Note: Pregnancy Medical Home Care Pathways are intended to assist providers of obstetrical care in the clinical management of problems that can occur during pregnancy. They are intended to support the safest maternal and fetal outcomes for patients receiving care at North Carolina Pregnancy Medical Home practices.

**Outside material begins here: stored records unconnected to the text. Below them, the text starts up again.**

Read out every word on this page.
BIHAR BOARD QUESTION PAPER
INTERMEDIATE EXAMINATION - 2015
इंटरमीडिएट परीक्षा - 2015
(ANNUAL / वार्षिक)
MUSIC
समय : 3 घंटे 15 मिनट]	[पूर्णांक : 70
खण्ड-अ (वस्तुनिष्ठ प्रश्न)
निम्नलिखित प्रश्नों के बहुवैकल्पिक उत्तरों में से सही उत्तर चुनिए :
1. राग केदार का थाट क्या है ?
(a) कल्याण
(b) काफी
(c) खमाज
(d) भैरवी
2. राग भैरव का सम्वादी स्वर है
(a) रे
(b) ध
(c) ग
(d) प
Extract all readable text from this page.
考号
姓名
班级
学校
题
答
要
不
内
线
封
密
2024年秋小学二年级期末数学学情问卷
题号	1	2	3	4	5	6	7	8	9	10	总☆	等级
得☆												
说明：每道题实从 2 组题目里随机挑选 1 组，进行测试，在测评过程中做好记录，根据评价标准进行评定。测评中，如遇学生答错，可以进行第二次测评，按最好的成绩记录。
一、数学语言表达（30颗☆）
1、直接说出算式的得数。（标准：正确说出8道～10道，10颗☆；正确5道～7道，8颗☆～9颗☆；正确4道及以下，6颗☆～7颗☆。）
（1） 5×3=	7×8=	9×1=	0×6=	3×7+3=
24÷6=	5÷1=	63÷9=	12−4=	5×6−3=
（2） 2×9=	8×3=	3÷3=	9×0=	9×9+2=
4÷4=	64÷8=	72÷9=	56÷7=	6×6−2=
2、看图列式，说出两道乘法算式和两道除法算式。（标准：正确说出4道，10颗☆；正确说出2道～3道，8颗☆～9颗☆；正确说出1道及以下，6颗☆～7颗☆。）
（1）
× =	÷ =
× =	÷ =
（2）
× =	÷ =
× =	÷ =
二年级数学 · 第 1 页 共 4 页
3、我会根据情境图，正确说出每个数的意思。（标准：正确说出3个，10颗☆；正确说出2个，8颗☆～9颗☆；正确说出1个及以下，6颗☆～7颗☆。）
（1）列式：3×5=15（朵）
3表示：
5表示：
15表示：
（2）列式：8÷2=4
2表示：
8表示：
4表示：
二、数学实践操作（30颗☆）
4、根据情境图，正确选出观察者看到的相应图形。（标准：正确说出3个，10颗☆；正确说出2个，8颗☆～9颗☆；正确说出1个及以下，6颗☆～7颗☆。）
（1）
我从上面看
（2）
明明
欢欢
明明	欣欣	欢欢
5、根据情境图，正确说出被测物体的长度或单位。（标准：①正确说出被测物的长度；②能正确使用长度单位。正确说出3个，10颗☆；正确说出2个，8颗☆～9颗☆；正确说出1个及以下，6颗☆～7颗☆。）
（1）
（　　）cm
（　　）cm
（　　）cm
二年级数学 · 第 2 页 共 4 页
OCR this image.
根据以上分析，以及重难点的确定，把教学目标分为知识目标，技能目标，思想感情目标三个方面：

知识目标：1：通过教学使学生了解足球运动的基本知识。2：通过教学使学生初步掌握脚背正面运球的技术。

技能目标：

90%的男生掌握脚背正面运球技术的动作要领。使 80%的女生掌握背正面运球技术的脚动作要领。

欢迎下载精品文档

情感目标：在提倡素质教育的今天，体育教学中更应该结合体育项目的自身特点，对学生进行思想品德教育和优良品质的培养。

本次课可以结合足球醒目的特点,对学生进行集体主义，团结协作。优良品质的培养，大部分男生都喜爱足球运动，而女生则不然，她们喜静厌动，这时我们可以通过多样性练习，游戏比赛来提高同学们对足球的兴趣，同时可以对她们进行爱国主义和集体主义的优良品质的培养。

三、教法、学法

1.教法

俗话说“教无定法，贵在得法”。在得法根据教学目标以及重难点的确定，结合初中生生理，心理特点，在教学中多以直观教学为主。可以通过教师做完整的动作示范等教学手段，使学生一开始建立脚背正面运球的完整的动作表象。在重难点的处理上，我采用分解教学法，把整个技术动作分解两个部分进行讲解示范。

This pathway was developed after reviewing the Society for Maternal-Fetal Medicine and the American College of Obstetricians and Gynecologists resources such as practice bulletins, committee opinions, and Guidelines for Perinatal Care as well as current obstetrical literature. PMH Care Pathways offer a framework for the provision of obstetrical care, rather than an inflexible set of mandates. Clinicians should use their professional knowledge and judgment when applying pathway recommendations to their management of individual patients.